The authors also highlighted that secondary surgical closure after ibuprofen failure is associated with a higher risk of post-ligation cardiac syndrome and acute kidney injury in neonates under 28 weeks of gestational age. This underscores the role of PDA in the development of the immature heart and kidneys, which depends on organ maturation at birth and throughout the postnatal period. Renal dysfunction in these patients is multifactorial, involving incomplete nephrogenesis, compromised renal perfusion due to “ductal steal,” and ibuprofen-induced nephrotoxicity. Post-ligation cardiac syndrome, which occurs in the context of left ventricular systolic dysfunction in response to a sudden increase in afterload following surgical closure, is influenced by myocardial maturation dependent on gestational age.
While this study is highly rigorous, it presents certain limitations that warrant discussion. First, inherent constraints of the retrospective design may have led to the omission of potential clinical confounders not documented in medical records. Second, although the treatment approach for hsPDA was guided by established clinical and echocardiographic criteria, the ultimate decision depended on the discretion of the attending medical team. As a result, there may be variability in treatment strategies.

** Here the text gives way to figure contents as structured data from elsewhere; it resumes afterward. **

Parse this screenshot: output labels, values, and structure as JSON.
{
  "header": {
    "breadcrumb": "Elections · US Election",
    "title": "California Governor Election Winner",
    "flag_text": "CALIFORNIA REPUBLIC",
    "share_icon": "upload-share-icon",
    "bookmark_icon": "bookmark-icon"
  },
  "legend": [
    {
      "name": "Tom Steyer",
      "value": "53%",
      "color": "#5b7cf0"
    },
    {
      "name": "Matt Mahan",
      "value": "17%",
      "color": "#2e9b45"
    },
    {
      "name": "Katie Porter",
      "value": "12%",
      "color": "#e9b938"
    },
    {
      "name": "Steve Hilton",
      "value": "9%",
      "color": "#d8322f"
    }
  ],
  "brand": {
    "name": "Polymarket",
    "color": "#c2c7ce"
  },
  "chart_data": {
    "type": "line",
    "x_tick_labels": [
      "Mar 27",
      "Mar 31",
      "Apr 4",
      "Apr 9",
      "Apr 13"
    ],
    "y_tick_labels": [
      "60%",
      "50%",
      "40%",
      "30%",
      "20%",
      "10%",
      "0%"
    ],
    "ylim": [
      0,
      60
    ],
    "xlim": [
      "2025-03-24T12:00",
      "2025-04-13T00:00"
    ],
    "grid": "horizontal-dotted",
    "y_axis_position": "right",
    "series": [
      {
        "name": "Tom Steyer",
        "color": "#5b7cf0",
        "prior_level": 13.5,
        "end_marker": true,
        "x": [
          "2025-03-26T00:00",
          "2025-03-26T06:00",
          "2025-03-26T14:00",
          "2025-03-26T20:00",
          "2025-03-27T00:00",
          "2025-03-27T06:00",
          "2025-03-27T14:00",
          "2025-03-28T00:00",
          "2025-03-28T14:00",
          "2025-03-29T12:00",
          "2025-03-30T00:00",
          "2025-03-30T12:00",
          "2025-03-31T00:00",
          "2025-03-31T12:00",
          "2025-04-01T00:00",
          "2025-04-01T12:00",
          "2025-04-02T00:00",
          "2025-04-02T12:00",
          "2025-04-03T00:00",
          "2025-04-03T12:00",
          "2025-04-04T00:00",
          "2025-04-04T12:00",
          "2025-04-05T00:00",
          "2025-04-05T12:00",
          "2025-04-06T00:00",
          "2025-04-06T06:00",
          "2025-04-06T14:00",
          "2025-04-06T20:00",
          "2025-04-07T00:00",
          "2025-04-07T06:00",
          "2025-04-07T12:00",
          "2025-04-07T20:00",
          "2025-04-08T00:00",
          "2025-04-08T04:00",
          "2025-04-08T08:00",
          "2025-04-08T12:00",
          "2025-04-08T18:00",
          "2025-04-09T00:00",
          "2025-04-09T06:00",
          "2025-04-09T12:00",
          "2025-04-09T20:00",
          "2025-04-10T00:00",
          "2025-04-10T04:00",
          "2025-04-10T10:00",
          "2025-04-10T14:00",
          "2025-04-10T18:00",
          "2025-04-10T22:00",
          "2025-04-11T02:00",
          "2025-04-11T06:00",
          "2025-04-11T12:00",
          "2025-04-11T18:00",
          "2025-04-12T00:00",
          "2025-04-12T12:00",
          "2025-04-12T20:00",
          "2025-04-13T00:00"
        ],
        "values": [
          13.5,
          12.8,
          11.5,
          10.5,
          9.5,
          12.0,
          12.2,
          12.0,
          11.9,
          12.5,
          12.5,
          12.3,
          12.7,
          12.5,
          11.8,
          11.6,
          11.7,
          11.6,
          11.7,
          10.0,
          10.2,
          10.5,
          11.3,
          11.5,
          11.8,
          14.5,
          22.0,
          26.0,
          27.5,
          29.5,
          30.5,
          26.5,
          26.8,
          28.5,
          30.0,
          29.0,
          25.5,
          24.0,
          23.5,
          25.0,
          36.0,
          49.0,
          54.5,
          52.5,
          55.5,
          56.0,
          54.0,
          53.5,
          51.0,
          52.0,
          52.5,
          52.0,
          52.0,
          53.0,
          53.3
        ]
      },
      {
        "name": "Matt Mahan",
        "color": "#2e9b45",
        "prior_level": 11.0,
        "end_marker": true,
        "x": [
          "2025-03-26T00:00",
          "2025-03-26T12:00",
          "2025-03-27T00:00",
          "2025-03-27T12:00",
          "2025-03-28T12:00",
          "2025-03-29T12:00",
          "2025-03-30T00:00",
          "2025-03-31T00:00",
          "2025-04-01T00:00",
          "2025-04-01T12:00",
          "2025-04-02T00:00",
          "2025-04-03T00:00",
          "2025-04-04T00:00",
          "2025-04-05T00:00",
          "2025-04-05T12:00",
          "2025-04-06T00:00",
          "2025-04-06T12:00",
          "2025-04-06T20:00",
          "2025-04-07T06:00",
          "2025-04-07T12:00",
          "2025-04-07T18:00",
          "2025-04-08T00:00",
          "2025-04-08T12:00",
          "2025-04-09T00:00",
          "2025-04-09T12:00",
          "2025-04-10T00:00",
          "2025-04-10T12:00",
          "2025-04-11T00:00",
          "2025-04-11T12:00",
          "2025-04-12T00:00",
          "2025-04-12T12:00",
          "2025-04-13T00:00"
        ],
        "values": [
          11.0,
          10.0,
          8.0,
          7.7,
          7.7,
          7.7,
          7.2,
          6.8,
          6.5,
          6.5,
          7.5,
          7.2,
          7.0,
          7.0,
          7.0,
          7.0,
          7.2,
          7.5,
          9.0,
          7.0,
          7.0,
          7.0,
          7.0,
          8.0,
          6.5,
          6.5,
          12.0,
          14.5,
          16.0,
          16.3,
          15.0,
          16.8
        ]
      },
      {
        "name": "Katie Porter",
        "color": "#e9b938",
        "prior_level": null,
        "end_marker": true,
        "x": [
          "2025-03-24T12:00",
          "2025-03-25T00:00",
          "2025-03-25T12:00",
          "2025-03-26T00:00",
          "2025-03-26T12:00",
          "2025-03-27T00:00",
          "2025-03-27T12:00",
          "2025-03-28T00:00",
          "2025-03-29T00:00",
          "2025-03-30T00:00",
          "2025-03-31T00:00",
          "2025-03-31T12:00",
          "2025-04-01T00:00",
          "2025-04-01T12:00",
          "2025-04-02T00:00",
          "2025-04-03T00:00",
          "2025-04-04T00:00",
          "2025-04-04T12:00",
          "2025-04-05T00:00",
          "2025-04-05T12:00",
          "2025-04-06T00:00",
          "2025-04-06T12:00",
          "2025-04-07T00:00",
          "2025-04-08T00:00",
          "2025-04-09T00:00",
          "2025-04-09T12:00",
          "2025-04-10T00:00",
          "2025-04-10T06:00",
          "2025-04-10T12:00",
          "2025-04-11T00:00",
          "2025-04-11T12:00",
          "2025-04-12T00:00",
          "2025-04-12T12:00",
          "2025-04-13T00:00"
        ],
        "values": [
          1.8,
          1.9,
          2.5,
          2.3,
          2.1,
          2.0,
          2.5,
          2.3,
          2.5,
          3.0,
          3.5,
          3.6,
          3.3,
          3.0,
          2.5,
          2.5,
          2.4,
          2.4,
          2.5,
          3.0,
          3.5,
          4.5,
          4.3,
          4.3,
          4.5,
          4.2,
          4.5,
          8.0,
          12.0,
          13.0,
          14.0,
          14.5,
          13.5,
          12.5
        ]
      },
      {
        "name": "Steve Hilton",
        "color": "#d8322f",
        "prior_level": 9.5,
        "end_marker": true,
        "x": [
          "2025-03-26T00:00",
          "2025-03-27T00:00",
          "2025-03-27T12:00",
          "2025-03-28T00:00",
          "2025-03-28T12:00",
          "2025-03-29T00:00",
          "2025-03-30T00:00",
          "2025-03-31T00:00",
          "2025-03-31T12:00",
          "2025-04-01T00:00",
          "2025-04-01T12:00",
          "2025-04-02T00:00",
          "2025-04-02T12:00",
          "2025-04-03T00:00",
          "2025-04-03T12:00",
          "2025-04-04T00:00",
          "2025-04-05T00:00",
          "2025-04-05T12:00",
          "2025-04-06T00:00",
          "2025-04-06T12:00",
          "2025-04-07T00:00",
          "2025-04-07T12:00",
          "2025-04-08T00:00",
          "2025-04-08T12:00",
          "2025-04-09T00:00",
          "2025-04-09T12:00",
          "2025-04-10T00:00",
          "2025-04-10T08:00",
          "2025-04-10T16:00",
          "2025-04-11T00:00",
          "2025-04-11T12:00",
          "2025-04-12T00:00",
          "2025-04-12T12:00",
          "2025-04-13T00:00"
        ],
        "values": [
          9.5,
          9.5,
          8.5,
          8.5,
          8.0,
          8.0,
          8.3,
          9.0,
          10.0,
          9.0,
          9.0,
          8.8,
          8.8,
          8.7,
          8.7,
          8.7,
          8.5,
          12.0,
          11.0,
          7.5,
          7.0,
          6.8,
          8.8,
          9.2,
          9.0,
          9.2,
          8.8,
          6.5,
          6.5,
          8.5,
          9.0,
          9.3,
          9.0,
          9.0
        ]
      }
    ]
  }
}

Furthermore, the single-center nature of the study limits the generalizability of the findings to other institutions. Despite these limitations, the results of this study are encouraging and provide valuable insight into a field characterized by significant uncertainty. Nevertheless, randomized controlled trials are essential to draw definitive conclusions and to develop standardized treatment protocols that could improve clinical practice in neonatal intensive care units.
In summary, based on the evidence presented, the following conclusions can be drawn:
- Primary surgical closure represents a valid treatment alternative within the therapeutic arsenal for haemodynamically significant PDA, even in very-low-birth-weight preterm neonates.
- Early surgical intervention may be associated with potential advantages in terms of reducing neonatal morbidity.
- Efforts should focus on minimizing the risks associated with both severe bronchopulmonary dysplasia and post-ligation cardiac syndrome/acute kidney injury, while ensuring timely decision-making to mitigate the harmful effects of prolonged ductal patency.
REFERENCE:
Lee WY, Yum SK, Seo Y, Kim S, Shin JA, Lee C. Patent ductus arteriosus management in very-low-birth-weight prematurity: a place for an early operation? Eur J Cardiothoracic Surg. 2024. doi:10.1093/ejcts/ezae175.